Les cinémas d’Afrique

Mise en ligne: 13 septembre 2019

...et l’Afrique comme décor dans le cinéma occidental. Propos d’Olivier Barlet recueillis par Antonio de la Fuente

Olivier Barlet, vous êtes chercheur et critique de cinéma notamment à Africultures et vous avez publié plusieurs ouvrages sur le cinéma africain. A votre avis, y a-t-il une image d’ensemble de l’Europe qui se dégage du cinéma africain contemporain ?

Vous me parlez de « cinéma africain ». Les titres de mes ouvrages comportent toujours « les cinémas d’Afrique ». Cette différence est d’importance : parler de cinéma africain suggère une unité. Quelle serait-elle ? Continentale ? Mais quid des diasporas et de toutes les formes hybrides ? Noire ? Les Maghrébins, qui sont Africains, parlent d’ailleurs des Africains en parlant des noirs. Industrielle ? On en est loin. Culturelle ? L’Afrique n’est que diversité. De même qu’on confond souvent l’Afrique à un pays, on enferme volontiers ses cinémas dans un genre, ce qui tend à vouloir préciser ce qui est africain et ce qui ne l’est pas.
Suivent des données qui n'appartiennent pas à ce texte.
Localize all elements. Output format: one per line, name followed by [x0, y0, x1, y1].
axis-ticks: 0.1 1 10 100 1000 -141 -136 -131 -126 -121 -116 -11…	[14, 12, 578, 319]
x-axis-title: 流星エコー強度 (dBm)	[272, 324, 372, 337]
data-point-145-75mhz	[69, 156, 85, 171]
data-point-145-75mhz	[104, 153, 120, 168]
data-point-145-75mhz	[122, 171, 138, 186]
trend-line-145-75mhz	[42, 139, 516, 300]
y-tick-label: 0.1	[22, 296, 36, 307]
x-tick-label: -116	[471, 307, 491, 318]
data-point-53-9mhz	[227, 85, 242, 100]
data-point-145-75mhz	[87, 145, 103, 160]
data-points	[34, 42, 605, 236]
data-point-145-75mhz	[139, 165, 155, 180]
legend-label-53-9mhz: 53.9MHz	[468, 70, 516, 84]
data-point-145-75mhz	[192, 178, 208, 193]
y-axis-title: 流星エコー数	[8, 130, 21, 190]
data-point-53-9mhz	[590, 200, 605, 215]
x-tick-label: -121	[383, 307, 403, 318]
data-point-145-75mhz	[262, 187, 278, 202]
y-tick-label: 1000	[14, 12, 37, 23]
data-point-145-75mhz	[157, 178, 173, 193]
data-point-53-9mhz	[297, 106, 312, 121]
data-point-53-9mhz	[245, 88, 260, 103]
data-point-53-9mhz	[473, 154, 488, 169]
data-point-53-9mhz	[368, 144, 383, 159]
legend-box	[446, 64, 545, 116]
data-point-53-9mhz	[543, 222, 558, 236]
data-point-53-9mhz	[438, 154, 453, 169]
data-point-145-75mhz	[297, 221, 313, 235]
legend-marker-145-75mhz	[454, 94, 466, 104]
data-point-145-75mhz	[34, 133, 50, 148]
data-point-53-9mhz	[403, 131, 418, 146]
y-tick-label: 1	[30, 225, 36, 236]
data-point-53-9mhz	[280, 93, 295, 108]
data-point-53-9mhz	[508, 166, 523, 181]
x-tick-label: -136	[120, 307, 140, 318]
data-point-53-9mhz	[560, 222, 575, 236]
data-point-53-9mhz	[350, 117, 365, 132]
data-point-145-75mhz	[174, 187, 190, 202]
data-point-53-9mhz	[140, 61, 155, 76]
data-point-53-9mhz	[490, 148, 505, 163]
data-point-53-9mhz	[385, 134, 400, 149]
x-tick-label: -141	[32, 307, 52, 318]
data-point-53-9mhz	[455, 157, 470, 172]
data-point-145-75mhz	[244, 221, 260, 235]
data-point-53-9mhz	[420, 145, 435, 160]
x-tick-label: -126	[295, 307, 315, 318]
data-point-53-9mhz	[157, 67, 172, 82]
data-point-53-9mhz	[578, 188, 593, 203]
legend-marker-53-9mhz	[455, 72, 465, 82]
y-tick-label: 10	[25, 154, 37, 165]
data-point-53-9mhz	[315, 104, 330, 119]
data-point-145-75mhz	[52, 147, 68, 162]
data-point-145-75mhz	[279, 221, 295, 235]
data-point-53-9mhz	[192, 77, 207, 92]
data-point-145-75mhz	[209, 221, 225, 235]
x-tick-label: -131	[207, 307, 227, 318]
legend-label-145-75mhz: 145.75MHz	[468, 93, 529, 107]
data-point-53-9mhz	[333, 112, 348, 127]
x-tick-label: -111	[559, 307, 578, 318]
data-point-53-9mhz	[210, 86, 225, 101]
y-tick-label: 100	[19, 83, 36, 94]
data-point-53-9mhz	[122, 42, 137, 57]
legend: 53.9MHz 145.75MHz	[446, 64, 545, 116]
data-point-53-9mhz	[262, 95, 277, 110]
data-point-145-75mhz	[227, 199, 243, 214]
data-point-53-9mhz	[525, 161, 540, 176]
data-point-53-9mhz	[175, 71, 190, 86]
L’historiographie des cinémas d’Afrique est riche de ces malentendus où se baladent l’authenticité, la territorialité, l’indigénisme, le nativisme, l’identité, toutes ces notions qui réduisent le champ des possibles pour des cinémas qui au contraire jouent la carte de l’appartenance au monde plutôt qu’à un continent, qui s’appuient sur une Histoire faite de migrations forcées ou volontaires, si bien que les cinéastes les plus en vue revendiquent une identité faite d’errance et de partage, en devenir permanent.
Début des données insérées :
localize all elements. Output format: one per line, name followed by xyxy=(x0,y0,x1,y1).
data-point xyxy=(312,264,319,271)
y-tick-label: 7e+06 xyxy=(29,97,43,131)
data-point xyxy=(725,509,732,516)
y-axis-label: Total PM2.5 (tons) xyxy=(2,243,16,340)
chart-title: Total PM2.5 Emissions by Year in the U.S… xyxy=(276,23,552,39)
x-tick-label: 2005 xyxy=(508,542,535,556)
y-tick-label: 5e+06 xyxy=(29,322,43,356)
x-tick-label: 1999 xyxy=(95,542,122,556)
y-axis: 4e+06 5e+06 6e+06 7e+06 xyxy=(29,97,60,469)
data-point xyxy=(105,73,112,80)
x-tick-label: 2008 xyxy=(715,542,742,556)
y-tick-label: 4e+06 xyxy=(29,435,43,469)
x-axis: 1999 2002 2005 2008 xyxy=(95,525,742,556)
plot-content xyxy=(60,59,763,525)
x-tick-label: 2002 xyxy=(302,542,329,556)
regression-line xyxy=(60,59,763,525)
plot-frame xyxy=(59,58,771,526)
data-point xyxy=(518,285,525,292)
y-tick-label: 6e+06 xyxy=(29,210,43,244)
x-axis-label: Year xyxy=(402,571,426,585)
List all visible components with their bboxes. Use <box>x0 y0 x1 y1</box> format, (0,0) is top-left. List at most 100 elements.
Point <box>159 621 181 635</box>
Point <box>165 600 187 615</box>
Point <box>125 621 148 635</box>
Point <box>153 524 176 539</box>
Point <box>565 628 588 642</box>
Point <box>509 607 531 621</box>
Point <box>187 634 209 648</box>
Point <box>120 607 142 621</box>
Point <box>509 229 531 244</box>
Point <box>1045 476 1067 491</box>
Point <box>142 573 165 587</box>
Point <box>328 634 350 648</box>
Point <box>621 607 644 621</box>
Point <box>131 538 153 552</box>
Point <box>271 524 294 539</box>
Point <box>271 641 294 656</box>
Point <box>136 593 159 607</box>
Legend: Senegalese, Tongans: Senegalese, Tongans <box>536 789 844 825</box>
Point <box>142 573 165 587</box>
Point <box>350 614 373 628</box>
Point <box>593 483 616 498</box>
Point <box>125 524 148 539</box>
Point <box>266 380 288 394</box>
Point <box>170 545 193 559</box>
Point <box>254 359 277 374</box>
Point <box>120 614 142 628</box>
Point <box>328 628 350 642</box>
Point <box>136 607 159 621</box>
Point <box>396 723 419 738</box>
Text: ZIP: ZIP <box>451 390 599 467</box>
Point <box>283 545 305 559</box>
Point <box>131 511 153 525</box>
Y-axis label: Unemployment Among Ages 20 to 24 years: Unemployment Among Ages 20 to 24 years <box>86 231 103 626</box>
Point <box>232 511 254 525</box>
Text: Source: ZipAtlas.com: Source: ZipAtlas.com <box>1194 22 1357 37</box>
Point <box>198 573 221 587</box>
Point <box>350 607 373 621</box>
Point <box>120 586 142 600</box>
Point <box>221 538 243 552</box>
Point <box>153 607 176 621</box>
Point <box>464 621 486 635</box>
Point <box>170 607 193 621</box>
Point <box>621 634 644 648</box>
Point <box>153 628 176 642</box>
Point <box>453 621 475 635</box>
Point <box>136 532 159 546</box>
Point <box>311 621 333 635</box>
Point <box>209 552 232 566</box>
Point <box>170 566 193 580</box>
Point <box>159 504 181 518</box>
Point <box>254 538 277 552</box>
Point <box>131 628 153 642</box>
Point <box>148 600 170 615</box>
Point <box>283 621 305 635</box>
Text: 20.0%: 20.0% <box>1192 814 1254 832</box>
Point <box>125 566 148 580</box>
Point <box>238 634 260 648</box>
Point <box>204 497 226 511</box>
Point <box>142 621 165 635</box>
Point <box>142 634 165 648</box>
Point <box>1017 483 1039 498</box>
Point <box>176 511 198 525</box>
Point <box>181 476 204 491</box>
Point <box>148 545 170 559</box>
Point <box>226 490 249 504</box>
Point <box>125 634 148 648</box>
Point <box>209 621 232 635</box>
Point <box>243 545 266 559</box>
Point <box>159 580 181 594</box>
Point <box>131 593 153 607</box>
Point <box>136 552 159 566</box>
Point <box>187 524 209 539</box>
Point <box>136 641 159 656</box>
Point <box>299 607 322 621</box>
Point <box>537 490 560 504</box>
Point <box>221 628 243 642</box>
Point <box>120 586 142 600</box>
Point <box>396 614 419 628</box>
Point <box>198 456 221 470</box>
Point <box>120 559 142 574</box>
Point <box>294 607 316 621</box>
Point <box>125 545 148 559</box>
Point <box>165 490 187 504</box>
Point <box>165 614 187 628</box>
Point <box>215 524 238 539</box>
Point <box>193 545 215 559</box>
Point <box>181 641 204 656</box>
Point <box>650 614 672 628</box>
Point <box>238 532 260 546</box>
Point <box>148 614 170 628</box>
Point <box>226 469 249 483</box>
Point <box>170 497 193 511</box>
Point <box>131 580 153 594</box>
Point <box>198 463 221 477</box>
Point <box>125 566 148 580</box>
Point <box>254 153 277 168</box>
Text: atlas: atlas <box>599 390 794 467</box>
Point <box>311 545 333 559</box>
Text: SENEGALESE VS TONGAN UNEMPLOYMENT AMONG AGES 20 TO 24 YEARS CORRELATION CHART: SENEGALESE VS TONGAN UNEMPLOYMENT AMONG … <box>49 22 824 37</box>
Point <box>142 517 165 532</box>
Ce serait le même travers que de répondre à votre question par une unité de vision. Le rapport à l’Europe, donc principalement aux anciennes puissances coloniales, est complexe. D’une part, le rejet de la réduction historique du noir, avec la mémoire de l’esclavage et de la traite, de la colonisation et de l’apartheid, donc d’une Histoire douloureuse, souvent vécue par les populations comme honteuse, que les cinéastes vont essayer de positiver en magnifiant les résiliences et les révoltes, les marrons, les rébellions, la révolution haïtienne, le mouvement des droits civiques, les expressions culturelles qui en sont issues et leur importance dans le monde...
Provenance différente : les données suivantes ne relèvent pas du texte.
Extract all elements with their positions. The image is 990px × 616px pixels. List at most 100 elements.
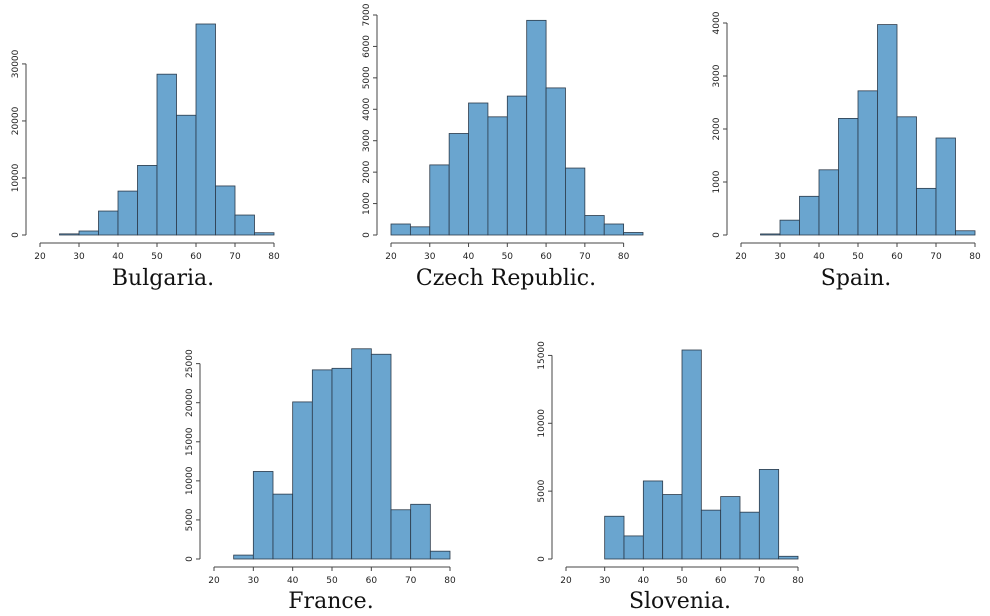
y-tick-label: 4000 [362, 98, 372, 121]
bar [506, 95, 528, 236]
bar [292, 401, 313, 560]
x-tick-label: 60 [891, 252, 903, 262]
bar [429, 550, 451, 560]
bar [409, 226, 431, 236]
y-tick-label: 5000 [537, 479, 547, 502]
bar [642, 480, 664, 560]
y-tick-label: 20000 [185, 388, 195, 417]
bar [233, 554, 254, 560]
x-tick-label: 80 [969, 252, 981, 262]
x-tick-label: 50 [151, 252, 163, 262]
x-tick-label: 30 [73, 252, 85, 262]
bar [623, 232, 644, 236]
x-tick-label: 60 [190, 252, 202, 262]
y-tick-label: 1000 [362, 192, 372, 215]
bar [390, 509, 412, 560]
bar [623, 535, 644, 560]
bar [59, 233, 80, 236]
bar [448, 133, 469, 236]
x-tick-label: 40 [463, 252, 475, 262]
bar [604, 515, 625, 560]
y-tick-label: 6000 [362, 35, 372, 58]
bar [603, 223, 625, 236]
y-tick-label: 1000 [712, 170, 722, 193]
bar [935, 137, 956, 236]
y-tick-label: 10000 [185, 466, 195, 495]
y-tick-label: 0 [537, 556, 547, 562]
bar [215, 185, 236, 236]
bar [818, 169, 839, 236]
x-tick-label: 30 [424, 252, 436, 262]
bar [252, 471, 274, 560]
bar [838, 118, 859, 236]
bar [955, 230, 976, 236]
x-tick-label: 20 [735, 252, 747, 262]
y-tick-label: 10000 [11, 163, 21, 192]
bar [137, 165, 158, 236]
y-tick-label: 0 [185, 556, 195, 562]
bar [545, 87, 566, 236]
bar [370, 353, 392, 560]
bar [156, 73, 177, 236]
y-tick-label: 5000 [362, 66, 372, 89]
y-tick-label: 4000 [712, 11, 722, 34]
bar [98, 210, 119, 236]
chart-title: Spain. [821, 266, 891, 291]
bar [117, 190, 138, 236]
x-tick-label: 40 [638, 576, 650, 586]
x-tick-label: 20 [385, 252, 397, 262]
chart-title: Czech Republic. [416, 266, 596, 291]
bar [234, 214, 255, 236]
bar [195, 23, 216, 236]
x-tick-label: 20 [34, 252, 46, 262]
x-tick-label: 50 [502, 252, 514, 262]
x-tick-label: 50 [326, 576, 338, 586]
x-tick-label: 40 [813, 252, 825, 262]
y-tick-label: 0 [11, 232, 21, 238]
bar [779, 219, 800, 236]
y-tick-label: 3000 [362, 129, 372, 152]
bar [311, 369, 333, 560]
x-tick-label: 60 [540, 252, 552, 262]
x-tick-label: 80 [792, 576, 804, 586]
y-tick-label: 25000 [185, 349, 195, 378]
bar [331, 367, 353, 560]
x-tick-label: 70 [405, 576, 417, 586]
y-tick-label: 15000 [185, 427, 195, 456]
x-tick-label: 50 [852, 252, 864, 262]
x-tick-label: 30 [774, 252, 786, 262]
y-tick-label: 2000 [712, 117, 722, 140]
y-tick-label: 0 [712, 232, 722, 238]
x-tick-label: 30 [248, 576, 260, 586]
y-tick-label: 0 [362, 232, 372, 238]
bar [662, 494, 683, 560]
x-tick-label: 20 [208, 576, 220, 586]
chart-title: France. [288, 589, 373, 614]
y-tick-label: 10000 [537, 409, 547, 438]
bar [526, 19, 547, 236]
bar [760, 233, 781, 236]
bar [429, 164, 450, 236]
bar [857, 90, 878, 236]
bar [720, 496, 741, 560]
x-tick-label: 80 [444, 576, 456, 586]
x-tick-label: 50 [676, 576, 688, 586]
y-tick-label: 3000 [712, 64, 722, 87]
bar [778, 555, 799, 560]
bar [700, 509, 722, 560]
y-tick-label: 30000 [11, 49, 21, 78]
bar [487, 116, 508, 236]
bar [272, 493, 294, 560]
x-tick-label: 30 [599, 576, 611, 586]
x-tick-label: 20 [560, 576, 572, 586]
x-tick-label: 60 [715, 576, 727, 586]
bar [799, 195, 820, 236]
bar [681, 349, 702, 560]
bar [896, 116, 917, 236]
x-tick-label: 70 [579, 252, 591, 262]
x-tick-label: 40 [287, 576, 299, 586]
x-tick-label: 70 [754, 576, 766, 586]
x-tick-label: 80 [618, 252, 630, 262]
bar [877, 24, 898, 236]
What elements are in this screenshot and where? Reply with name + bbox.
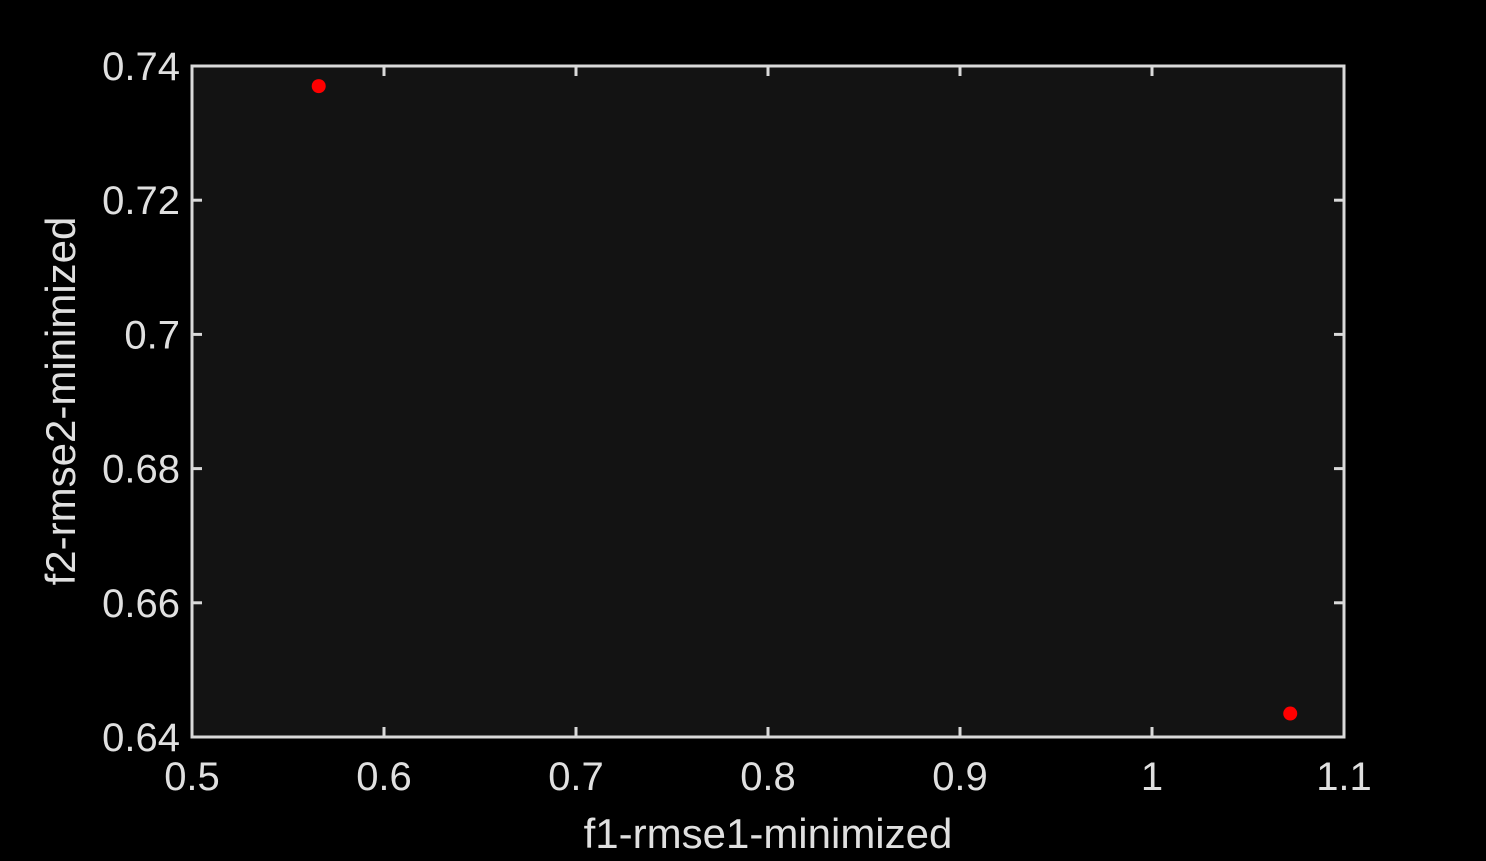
plot-area: [192, 66, 1344, 737]
x-tick-label: 0.7: [548, 755, 604, 799]
data-point: [1283, 706, 1298, 721]
x-tick-label: 0.6: [356, 755, 412, 799]
y-tick-label: 0.74: [102, 45, 180, 89]
x-axis-ticks: 0.5 0.6 0.7 0.8 0.9 1 1.1: [164, 66, 1372, 799]
data-point: [311, 79, 326, 94]
x-tick-label: 1: [1141, 755, 1163, 799]
y-tick-label: 0.64: [102, 716, 180, 760]
plot-frame: [190, 64, 1346, 739]
x-tick-label: 0.5: [164, 755, 220, 799]
y-tick-label: 0.68: [102, 448, 180, 492]
y-tick-label: 0.66: [102, 582, 180, 626]
y-tick-label: 0.72: [102, 179, 180, 223]
x-tick-label: 0.9: [932, 755, 988, 799]
x-tick-label: 1.1: [1316, 755, 1372, 799]
data-points: [311, 79, 1298, 721]
x-axis-title: f1-rmse1-minimized: [584, 810, 953, 857]
y-tick-label: 0.7: [124, 313, 180, 357]
y-axis-ticks: 0.64 0.66 0.68 0.7 0.72 0.74: [102, 45, 1344, 760]
y-axis-title: f2-rmse2-minimized: [37, 217, 84, 586]
x-tick-label: 0.8: [740, 755, 796, 799]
D’autre part, la fascination du vaincu pour la force du vainqueur, que l’on trouve très fortement exprimée dès « Afrique sur Seine » (Paulin Soumanou Vieyra et consorts, 1955), le premier à être historiquement considéré comme le premier film africain. On y trouve un panégyrique de « la civilisation » mais aussi la revendication de pouvoir évoluer et s’aimer enfin à égalité dans un monde décolonisé où la couleur de peau n’est plus un obstacle. Le regard européen sur l’Afrique va être dès lors un sujet récurrent et j’ai sous-titré mon premier livre sur ces cinématographies : « Les cinémas d’Afrique noire : le regard en question (le questionnement du regard européen via le regard de l’Afrique sur le monde) ». Je crois fondamentalement que nombre de films se sont pensés en réponse aux stéréotypes ou attentes du regard européen, comme une réponse pour exister dans le monde en tant qu’être humain et non inférieur.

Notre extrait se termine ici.